Page 41 - ISAKOS 2020 Newsletter Volume 2
P. 41

My simple interpretation of these findings is that KA certainly seems to have benefits for a substantial proportion of patients, but not all patients, and that it also seems to have some limitations that may need to be considered. It may be that those studies that were said to “adulterate” the testing of KA were simply applying these limits appropriately. Either way, I believe that the current literature is far from supporting the notion that KA is unequivocally the “best” strategy for every patient and that ongoing critical research and analysis from multiple centers is to be encouraged.
Along these lines, can we actually say that one particular alignment philosophy is the perfect one for each individual? Dr. Howell seems to firmly believe that KA is the ideal strategy, whereas others firmly believe that mechanical alignment (MA) is the ideal strategy. Can we really be this dogmatic? Or is it possible that there are different “ideal” strategies for different patients? Interestingly, in his “decision tree,” Dr. Howell actually shows that despite performing calipered cuts to match anatomy in KA, there are 6 possible scenarios in which “fine tuning” may be required, in many cases departing further from the KA concept to achieve the best result. Surely, the need for these additional options is evidence that simply performing calipered cuts to reproduce the joint line in every patient does not always produce the “best result” and that KA is a philosophy that has limitations, like many other alignment philosophies, and is not the exclusive panacea for patients who are dissatisfied after a previous TKA.
The discussion around “technological offerings such as robotics, navigation, and patient-specific instrumentation” is also interesting in that the article implies that the use of these technologies is somehow linked to MA. I think it is fair to say that these technologies are simply tools that surgeons may choose to use in order to achieve alignment more accurately, regardless of whether that alignment is achieved with KA, MA, or some other strategy. Indeed, reproducing a patient’s joint line and original anatomy may be more accurately achieved with use of improved technology around image-based navigation and anatomical analysis than with use of calipers on joints damaged by arthritis. In his closing paragraph, Dr. Howell suggests that the calipered technique is more accurate than robotics or navigation, which seems surprising, and I’m not aware of good comparative studies that have investigated this question.
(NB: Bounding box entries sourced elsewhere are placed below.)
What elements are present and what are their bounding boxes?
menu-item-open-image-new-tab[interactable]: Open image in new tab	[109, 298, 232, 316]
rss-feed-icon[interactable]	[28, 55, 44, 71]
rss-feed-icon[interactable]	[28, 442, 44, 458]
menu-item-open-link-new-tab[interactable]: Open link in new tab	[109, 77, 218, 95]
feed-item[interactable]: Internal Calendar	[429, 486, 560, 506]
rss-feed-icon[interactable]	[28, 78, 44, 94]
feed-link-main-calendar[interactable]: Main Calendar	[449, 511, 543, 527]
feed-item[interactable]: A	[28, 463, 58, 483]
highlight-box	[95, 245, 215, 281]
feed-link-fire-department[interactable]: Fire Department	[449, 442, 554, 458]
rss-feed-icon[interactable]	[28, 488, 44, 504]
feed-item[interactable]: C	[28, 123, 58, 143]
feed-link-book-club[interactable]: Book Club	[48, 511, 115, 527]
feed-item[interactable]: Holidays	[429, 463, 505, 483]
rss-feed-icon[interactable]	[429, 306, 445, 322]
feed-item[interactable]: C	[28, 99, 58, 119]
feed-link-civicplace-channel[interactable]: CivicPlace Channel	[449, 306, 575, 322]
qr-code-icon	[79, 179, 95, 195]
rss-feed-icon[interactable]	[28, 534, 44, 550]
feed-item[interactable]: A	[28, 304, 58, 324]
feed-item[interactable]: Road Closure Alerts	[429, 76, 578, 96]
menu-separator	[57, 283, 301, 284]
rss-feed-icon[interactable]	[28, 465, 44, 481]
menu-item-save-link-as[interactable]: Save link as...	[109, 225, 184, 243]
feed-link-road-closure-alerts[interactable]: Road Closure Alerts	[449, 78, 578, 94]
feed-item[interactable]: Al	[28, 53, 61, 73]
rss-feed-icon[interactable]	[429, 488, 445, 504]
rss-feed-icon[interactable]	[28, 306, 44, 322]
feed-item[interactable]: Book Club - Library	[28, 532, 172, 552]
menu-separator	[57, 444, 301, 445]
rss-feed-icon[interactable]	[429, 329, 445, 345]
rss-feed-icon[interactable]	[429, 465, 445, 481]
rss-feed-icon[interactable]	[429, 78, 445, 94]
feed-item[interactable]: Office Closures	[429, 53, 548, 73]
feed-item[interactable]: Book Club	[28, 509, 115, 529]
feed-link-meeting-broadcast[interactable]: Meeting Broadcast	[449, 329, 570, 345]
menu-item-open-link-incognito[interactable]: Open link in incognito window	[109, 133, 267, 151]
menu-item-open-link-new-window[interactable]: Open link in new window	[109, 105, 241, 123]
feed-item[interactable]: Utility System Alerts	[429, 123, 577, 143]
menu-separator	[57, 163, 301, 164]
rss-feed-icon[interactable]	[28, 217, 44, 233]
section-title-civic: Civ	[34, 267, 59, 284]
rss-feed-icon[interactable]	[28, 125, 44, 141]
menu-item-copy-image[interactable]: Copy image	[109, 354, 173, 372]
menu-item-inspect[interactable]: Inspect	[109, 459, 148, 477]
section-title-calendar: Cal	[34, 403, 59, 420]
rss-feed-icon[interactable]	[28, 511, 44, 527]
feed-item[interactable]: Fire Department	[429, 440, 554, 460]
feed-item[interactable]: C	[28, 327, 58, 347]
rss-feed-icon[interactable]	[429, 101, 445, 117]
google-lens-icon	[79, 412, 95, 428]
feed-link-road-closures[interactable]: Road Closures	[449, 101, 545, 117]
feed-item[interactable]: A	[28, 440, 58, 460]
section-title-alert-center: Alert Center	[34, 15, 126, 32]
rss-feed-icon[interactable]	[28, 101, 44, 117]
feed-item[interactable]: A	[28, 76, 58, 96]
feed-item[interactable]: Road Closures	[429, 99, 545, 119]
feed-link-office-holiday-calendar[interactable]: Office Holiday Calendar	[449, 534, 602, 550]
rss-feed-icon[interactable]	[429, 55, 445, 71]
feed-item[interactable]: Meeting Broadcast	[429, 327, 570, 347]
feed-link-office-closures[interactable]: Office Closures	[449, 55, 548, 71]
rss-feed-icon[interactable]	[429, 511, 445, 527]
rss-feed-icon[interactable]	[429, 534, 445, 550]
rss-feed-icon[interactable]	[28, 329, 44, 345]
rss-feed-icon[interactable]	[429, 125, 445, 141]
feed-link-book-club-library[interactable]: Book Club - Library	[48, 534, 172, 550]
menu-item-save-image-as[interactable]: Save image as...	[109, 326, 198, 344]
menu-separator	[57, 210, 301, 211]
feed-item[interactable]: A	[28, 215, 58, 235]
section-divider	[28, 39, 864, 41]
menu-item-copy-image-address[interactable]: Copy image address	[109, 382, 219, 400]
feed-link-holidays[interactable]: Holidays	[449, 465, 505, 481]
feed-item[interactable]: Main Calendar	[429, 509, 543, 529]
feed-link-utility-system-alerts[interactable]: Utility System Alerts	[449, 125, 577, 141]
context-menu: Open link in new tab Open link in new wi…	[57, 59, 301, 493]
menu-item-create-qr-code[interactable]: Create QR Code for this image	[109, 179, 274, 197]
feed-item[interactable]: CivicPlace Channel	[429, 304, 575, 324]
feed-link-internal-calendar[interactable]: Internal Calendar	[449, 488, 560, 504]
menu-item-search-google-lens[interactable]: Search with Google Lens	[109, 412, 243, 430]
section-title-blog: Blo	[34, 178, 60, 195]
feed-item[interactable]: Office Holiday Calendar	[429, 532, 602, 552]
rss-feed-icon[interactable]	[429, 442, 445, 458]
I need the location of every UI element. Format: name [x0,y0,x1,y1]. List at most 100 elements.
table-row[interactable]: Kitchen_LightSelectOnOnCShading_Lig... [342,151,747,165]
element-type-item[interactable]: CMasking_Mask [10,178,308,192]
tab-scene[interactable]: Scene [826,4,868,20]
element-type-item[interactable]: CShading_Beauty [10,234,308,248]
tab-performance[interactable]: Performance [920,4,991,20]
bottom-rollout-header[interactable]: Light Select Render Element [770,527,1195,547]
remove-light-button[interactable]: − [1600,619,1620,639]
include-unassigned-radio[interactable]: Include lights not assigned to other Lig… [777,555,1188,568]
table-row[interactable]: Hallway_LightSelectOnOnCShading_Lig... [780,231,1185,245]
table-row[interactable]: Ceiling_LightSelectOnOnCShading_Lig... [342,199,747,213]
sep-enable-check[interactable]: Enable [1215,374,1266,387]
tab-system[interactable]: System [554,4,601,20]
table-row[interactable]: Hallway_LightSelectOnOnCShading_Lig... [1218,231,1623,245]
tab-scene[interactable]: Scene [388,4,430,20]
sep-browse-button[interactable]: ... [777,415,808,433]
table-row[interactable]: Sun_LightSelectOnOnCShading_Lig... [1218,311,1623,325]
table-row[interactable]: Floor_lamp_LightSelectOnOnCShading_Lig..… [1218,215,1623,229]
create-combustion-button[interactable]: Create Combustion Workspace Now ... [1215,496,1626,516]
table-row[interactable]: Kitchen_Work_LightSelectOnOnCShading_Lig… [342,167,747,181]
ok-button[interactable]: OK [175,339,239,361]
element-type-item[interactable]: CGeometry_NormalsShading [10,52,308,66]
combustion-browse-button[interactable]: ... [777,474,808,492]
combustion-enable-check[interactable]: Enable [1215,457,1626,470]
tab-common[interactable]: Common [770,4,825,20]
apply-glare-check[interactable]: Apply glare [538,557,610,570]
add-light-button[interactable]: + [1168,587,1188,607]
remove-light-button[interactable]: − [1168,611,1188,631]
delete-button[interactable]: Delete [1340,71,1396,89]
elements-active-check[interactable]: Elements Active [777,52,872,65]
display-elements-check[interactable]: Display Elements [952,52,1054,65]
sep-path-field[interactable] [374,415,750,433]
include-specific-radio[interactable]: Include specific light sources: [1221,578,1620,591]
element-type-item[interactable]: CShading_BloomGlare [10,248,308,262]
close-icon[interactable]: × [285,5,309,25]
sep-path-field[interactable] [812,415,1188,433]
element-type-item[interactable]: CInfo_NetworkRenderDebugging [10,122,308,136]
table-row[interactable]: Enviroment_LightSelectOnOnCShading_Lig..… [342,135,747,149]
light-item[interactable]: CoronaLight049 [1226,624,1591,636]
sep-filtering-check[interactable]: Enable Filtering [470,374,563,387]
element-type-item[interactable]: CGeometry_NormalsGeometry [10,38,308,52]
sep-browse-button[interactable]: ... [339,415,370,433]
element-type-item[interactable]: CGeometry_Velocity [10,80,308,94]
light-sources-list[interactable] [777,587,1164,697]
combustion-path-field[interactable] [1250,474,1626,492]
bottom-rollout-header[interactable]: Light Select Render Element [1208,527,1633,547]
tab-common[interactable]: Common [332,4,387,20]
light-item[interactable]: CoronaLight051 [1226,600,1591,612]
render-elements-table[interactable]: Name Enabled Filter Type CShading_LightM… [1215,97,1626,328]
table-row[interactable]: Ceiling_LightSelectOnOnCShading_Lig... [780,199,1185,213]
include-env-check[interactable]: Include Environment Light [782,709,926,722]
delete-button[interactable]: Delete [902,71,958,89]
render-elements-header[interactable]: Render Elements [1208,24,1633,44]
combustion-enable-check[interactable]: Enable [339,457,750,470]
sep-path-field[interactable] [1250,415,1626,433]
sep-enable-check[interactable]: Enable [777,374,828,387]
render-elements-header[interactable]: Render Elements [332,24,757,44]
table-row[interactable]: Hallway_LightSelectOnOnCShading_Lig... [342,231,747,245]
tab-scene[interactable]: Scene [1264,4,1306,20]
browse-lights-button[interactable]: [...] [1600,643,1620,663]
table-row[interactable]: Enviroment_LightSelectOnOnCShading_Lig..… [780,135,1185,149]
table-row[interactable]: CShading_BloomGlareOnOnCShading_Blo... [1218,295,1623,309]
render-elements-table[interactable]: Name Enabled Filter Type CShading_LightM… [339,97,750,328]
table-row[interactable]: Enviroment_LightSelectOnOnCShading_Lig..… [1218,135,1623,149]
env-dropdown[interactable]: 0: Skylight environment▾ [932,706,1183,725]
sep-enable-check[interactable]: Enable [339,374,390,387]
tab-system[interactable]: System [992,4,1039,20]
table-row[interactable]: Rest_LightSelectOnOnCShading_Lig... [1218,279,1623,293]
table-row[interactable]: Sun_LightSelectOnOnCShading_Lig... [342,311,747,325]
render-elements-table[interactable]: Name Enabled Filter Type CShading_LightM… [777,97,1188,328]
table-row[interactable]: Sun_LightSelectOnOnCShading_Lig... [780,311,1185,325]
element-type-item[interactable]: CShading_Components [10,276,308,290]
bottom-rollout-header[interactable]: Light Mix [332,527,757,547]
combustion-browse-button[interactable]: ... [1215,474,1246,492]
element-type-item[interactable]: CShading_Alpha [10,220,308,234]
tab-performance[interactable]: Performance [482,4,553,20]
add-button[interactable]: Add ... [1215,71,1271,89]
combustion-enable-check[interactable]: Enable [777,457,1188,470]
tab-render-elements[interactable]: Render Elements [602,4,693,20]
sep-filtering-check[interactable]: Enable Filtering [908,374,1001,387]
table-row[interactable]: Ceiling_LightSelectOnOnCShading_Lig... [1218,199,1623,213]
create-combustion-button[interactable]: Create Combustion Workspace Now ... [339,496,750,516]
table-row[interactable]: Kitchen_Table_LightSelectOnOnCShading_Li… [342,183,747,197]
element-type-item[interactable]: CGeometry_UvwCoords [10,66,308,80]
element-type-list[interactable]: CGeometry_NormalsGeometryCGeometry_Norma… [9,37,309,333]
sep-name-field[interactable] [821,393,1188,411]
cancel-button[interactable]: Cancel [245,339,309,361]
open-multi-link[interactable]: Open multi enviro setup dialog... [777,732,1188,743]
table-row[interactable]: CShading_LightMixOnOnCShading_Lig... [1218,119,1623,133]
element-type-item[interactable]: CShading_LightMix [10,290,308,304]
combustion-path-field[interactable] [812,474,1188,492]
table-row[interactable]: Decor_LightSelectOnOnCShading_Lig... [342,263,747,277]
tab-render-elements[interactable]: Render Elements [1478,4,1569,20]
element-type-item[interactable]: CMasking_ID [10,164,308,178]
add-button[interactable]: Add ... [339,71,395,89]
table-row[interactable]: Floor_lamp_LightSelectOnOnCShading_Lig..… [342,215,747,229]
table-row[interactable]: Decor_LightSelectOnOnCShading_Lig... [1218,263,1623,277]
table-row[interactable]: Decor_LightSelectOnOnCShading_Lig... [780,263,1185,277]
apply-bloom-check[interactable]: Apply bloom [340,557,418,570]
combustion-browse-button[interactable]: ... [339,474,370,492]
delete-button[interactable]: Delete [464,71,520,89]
Another interesting topic in the discussion is the use of a medially stabilized design. Although such a design has theoretical benefits, it is unclear why, having established excellent outcomes and survival with cruciate-retaining (CR) implants, there is a need to change implant design. No doubt there will be future studies that will carefully examine whether or not this change in implant produces the desired improvement in outcomes, but it certainly will be hard to improve on the already reported excellent outcomes.
So, are we at a point where we can say that all surgeons should use calipered KA in order to get the best result? Personally, I think that the KA philosophy is an excellent concept, and, having followed these principles myself for several years (after having used MA for many years), I am for the most part pleased with the results. I remain to be convinced that KA is the one solution for patient dissatisfaction after TKA, which we all know is multifactorial, and I do not believe that it is a “one size fits all” solution but rather a technique that has a sound scientific theoretical basis and can certainly achieve excellent results in the majority of patients. Further clarity is required around the potential limitations, particularly in patients with more abnormal anatomy, and I believe that more independent evidence is required before we can say whether it is indeed the “best” alignment philosophy for all scenarios or whether surgeons need to consider different strategies for different scenarios. Careful patient and implant selection, good surgical technique, and well-implemented rehabilitation strategies remain the cornerstone of successful outcomes. Ongoing high-quality research and critical analysis of all subsequent presentations and publications, should lead to predictable, evidence-based improvements.